Panneaux solaires, compteurs digitaux… Faut-il toujours croire les politiques?
Pas toujours. Pour la première fois, un tribunal vient de reconnaître qu’un ministre en fonction a trompé l’opinion.
C’est un peu comme dans un conte de fées. Il suffit de placer des panneaux solaires pour voir son compteur électrique tourner à l’envers et, dès lors, sa facture d’énergie réduite. Convaincu de la justesse de son idée, Bart Tommelein, alors ministre en charge de l’Energie, prend son bâton de pèlerin et multiplie les promesses. Lorsque fin 2018, ce dernier troque son portefeuille ministériel contre l’écharpe maïorale d’Ostende, la Limbourgeoise Lydia Peeters prend la relève. Séduits, des milliers de particuliers couvrent leurs toitures de panneaux solaires, piochant si nécessaire dans leurs économies pour en financer le placement.
Emportés par leur enthousiasme, tous deux ont ignoré les mises en garde du Conseil d’Etat ainsi que celles, pourtant réitérées, du régulateur flamand de l’énergie (VREG). Le compteur digital pointait en effet à l’horizon avec, dans son sillage, la crainte de perdre au change. Les anciens compteurs effectuent certes en permanence la balance entre électricité consommée et électricité produite mais contrarient grandement la volonté du gouvernement flamand d’inciter le consommateur producteur à consommer directement l’énergie produite plutôt que de l’injecter dans le réseau. D’où la mise en place progressive de compteurs numériques qui, mesurant les flux entrants et sortants, permettent une double facturation considérée par le consommateur comme moins avantageuse. Les élections de 2019 approchant, le gouvernement flamand décide que les personnes qui installeront des panneaux solaires jusqu’en 2020 inclus bénéficieront encore pendant 15 ans des avantages du compteur inversé, même si elles possèdent déjà un compteur digital. Près de 140.000 installations sont placées en 2020. Un record. Quinze jours plus tard, la Cour constitutionnelle annule ce règlement qui porte indéniablement les traces de la précipitation dans laquelle il a été conçu. Tous les consommateurs ne sont pas traités d’identique manière et, en la circonstance, le gouvernement flamand a manifestement outrepassé les règles répartitrices de compétences, empiétant à la fois sur celles du fédéral et sur celles du régulateur.

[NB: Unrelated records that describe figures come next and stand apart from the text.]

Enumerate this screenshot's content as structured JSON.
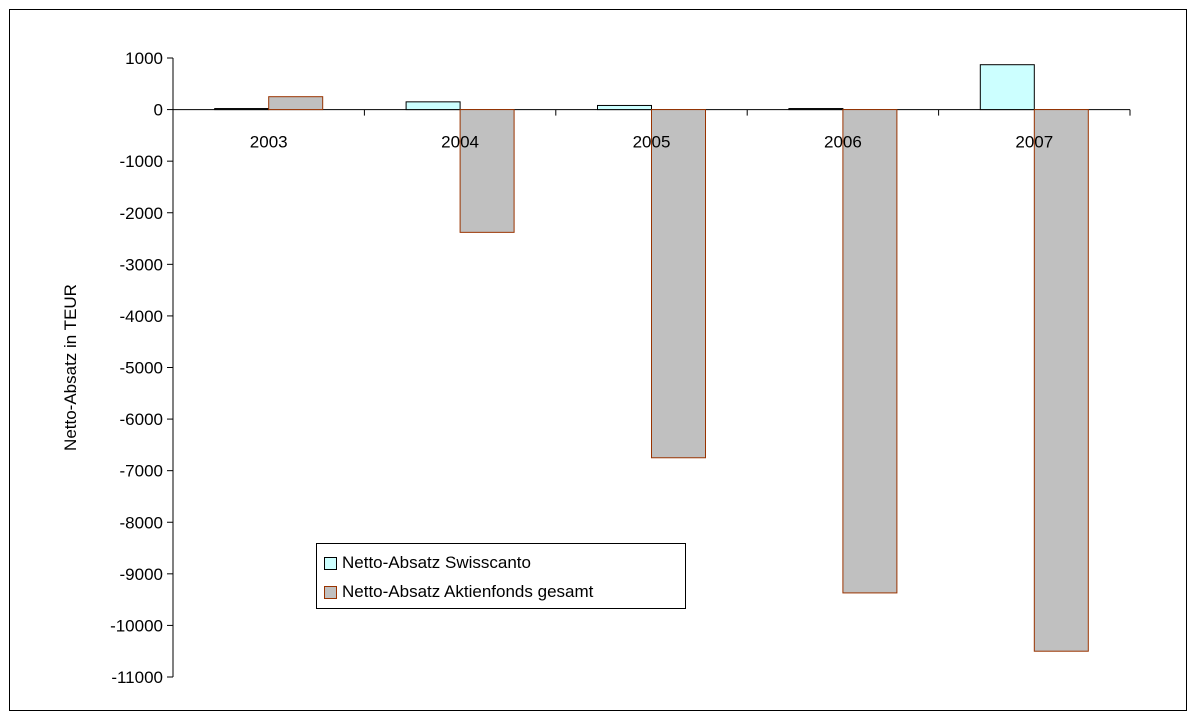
{
  "chart_data": {
    "type": "bar",
    "categories": [
      "2003",
      "2004",
      "2005",
      "2006",
      "2007"
    ],
    "series": [
      {
        "name": "Netto-Absatz Swisscanto",
        "values": [
          20,
          150,
          80,
          20,
          870
        ],
        "color": "#ccffff",
        "stroke": "#000000"
      },
      {
        "name": "Netto-Absatz Aktienfonds gesamt",
        "values": [
          250,
          -2380,
          -6750,
          -9370,
          -10500
        ],
        "color": "#c0c0c0",
        "stroke": "#993300"
      }
    ],
    "xlabel": "",
    "ylabel": "Netto-Absatz in TEUR",
    "ylim": [
      -11000,
      1000
    ],
    "yticks": [
      1000,
      0,
      -1000,
      -2000,
      -3000,
      -4000,
      -5000,
      -6000,
      -7000,
      -8000,
      -9000,
      -10000,
      -11000
    ],
    "grid": false,
    "legend_position": "bottom-left"
  }
}
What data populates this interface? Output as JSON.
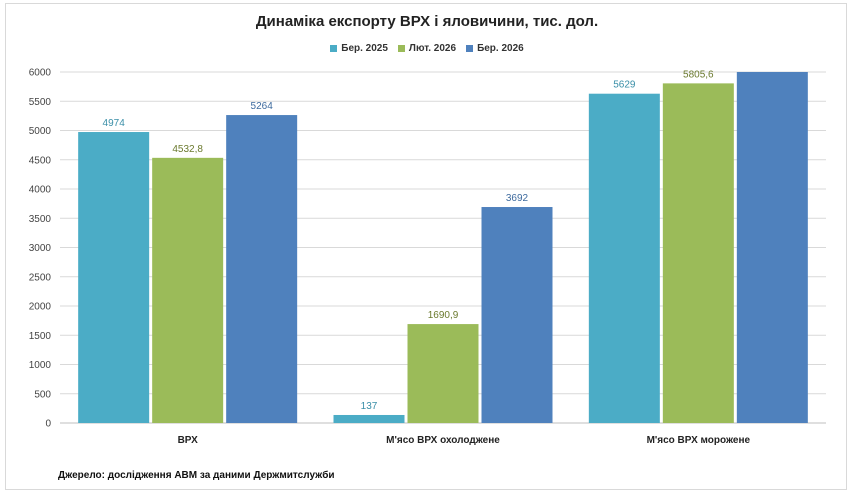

Plus de 100.000 propriétaires de compteurs digitaux sont directement touchés.
Promesses non tenues
Plus de 100.000 propriétaires de compteurs digitaux sont directement touchés. “Sous la législature précédente, des promesses ont été faites mais n’ont pu être tenues”, est bien forcée de reconnaître Zuhal Demir, la nouvelle ministre en charge de l’Energie qui, pour calmer l’indignation grandissante, octroie à ces derniers une compensation financière directe. Les autres, au nombre d’un demi-million, recevront une offre de compensation lorsqu’ils changeront de compteur. Pas vraiment satisfaits, des milliers de propriétaires se tournent vers la justice qui vient de leur donner raison. Dans leur communication, estime le tribunal de première instance de Bruxelles, Bart Tommelein et Lydia Peeters auraient dû préciser que d’autres instances (en l’occurrence la Cour constitutionnelle) devaient encore marquer leur accord. Une victoire morale, indubitablement, mais sans plus dans le mesure où le tribunal ne leur a accordé aucune indemnité financière.